Fearne writes as though the pandemic was unprecedented in pitting two crises ‒ mortality and economic ruin ‒ against each other. Actually, this dual character is routine in political dilemmas. Deficits vs welfare, growth vs environment, and so on, are the stuff of politics.

What was different this time is that neither crisis could be ignored by the government. Both could be easily tracked. There was an immediate impact on families.

So the third lesson has to do with the components of smart government. Communication lies at its heart: pooling of multidisciplinary expertise; risk management by tracking; social intelligence to understand what policies are bearable; and a politics of empathy to engender public trust.

All these elements are needed if our environmental crisis is to be tackled smartly. We need official metrics for well-being and human development, among a range of others used to measure the world’s most habitable cities.

Fourth, many government failures can be traced to business as usual, allergic to evidence and patronage-based. This pandemic was unprecedented but the protocols of dealing with pandemics have been established for years: such as avoiding super-spreader events and the importance of social rules that are simple but consistently enforced.

Not all social solidarity is equal. Some cohesion is smarter than others- Ranier Fsadni

You didn’t need hindsight to see that youth parties in the summer of 2020 would be super-spreaders. It was foreseeable that giving amnesties would undermine rule-following down the road, no matter how much you spun that they weren’t really amnesties.

Fifth, other failures arose out of insidious social inequality in our society. Abused women were trapped in homes with their abusers. Some of the elderly suffered because of their social, not medical, vulnerability – our public policy of large homes for the elderly, instead of an emphasis on care in the community.

When combined with contracts (given ostensibly for the care of the elderly) based on cronyism, the results could be horrendous and, possibly, fatal.

Other fault lines showed up in the treatment of irregular immigrants and migrant workers. Some of the decisions taken were scandalous, although others were truly difficult and we’re already paying for getting some of them wrong.

Sixth, therefore, not all social solidarity is equal. Some cohesion is smarter than others. Investing in preventive and digital medicine, care in the community and a regard for the welfare of foreign workers might be dumb from the perspective of political patronage. But it’s smart from the angle of social and economic security.

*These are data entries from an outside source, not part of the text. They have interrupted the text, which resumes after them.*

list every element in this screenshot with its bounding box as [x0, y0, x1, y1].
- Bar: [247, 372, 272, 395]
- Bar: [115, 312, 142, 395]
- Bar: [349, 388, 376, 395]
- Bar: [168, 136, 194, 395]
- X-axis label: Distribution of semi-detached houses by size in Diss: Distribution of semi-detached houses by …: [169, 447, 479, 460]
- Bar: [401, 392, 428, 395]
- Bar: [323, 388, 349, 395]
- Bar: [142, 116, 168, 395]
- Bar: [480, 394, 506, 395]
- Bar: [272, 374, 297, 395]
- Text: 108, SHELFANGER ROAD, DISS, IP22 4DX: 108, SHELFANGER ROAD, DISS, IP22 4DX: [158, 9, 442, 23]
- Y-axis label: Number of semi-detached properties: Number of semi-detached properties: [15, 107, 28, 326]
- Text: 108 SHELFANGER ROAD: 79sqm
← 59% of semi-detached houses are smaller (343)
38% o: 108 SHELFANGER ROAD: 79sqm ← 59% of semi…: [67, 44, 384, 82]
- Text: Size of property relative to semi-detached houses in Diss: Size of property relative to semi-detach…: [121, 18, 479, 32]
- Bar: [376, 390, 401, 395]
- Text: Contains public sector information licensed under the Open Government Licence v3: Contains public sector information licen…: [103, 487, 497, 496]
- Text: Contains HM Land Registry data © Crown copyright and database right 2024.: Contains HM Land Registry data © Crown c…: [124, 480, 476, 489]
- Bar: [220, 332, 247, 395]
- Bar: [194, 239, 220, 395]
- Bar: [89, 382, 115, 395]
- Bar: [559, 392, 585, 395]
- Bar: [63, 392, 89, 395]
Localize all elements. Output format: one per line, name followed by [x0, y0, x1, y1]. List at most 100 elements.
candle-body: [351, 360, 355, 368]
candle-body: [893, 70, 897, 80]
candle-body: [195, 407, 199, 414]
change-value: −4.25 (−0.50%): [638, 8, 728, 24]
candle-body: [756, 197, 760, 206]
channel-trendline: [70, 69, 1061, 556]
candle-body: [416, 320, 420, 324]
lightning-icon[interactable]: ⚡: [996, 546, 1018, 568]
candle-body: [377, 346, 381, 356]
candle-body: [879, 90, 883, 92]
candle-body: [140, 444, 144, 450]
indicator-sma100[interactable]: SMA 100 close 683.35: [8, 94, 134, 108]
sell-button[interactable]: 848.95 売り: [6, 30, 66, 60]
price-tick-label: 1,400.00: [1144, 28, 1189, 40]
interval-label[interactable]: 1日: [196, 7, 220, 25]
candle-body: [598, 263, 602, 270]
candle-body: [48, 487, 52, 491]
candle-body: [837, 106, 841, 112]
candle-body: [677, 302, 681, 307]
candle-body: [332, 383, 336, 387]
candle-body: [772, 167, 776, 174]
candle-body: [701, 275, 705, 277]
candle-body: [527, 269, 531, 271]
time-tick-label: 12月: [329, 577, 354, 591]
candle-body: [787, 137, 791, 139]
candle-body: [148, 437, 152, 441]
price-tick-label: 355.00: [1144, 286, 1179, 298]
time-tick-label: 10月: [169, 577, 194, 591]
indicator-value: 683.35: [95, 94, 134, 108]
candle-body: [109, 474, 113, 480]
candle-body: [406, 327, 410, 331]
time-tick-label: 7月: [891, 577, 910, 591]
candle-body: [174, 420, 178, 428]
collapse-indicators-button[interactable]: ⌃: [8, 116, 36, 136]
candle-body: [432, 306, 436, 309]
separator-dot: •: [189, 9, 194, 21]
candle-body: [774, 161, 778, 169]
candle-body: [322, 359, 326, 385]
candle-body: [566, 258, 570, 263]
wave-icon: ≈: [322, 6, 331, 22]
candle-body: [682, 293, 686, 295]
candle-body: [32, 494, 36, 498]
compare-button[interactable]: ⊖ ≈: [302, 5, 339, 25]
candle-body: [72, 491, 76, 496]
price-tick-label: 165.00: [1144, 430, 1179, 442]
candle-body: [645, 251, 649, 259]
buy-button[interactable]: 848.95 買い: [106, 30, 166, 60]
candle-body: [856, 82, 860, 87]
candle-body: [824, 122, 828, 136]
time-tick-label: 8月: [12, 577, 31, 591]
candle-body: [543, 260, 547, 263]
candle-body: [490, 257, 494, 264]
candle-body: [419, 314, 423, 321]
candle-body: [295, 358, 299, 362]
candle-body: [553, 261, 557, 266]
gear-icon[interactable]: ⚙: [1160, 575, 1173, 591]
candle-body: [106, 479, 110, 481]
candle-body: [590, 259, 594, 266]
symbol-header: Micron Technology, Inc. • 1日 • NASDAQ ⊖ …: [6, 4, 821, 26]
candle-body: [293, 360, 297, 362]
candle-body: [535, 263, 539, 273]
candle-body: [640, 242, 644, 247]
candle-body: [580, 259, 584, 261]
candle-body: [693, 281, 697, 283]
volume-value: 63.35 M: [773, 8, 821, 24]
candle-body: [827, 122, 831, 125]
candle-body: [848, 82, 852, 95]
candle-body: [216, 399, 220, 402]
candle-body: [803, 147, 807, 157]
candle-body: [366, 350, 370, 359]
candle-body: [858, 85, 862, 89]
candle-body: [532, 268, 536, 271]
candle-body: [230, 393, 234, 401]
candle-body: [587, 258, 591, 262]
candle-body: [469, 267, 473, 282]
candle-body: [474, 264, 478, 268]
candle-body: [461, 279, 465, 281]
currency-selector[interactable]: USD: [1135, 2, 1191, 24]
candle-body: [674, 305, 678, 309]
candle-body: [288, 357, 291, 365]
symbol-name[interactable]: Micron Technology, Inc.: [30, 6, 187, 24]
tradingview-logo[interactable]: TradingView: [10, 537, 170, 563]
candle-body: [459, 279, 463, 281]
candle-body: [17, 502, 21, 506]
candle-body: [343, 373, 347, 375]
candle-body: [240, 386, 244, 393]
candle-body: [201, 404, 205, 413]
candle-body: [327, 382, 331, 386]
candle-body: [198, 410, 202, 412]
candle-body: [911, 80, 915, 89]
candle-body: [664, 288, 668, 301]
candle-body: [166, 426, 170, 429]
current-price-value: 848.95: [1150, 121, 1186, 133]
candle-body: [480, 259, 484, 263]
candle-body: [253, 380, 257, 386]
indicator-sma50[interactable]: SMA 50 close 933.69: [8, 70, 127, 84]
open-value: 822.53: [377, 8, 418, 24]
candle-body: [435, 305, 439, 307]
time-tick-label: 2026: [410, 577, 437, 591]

Seventh, it follows that turbo-patronage and cronyism are dangerous for

our security. Fearne neglected to say whether he drew any lessons from the corrupt giveaway of three of our hospitals, which led the government, envisioning a worst-case scenario, to issue a call for a prefabricated hospital.

However, even if the Vitals Global Healthcare deal had not been corrupt (as the National Audit Office has determined), the privatisation could still have posed a significant problem.

Neoliberalism is dangerous when it comes to essential services. We should treat them as a security issue, exempt from the logic of globalisation.

Eighth, we should acknowledge the role of luck. The pandemic originated in China, with which we have long established relations of cooperation; China’s help in advice and supplies has been acknowledged by the government.

We were also lucky that the devastation in Italy was evident before the pandemic reached Malta. It helped our early response be more proportionate.

But suppose a future pandemic breaks out in Libya, poorly equipped to battle the pandemic? We would then have been a frontline, the early warning to other countries and a magnet for fleeing Libyans and others. What then?

Clearly, a final lesson is that we need a foreign policy that aligns itself with those (like the economist Robert Skidelsky) calling for a global health authority that stockpiles ‘weapons of mass salvation’ that would support all humans for three months.

We also need to urge a renewed Mediterranean policy that creates the conditions for a regional system of early warning and crisis response.

Of course, that means we need to recover the moral high ground.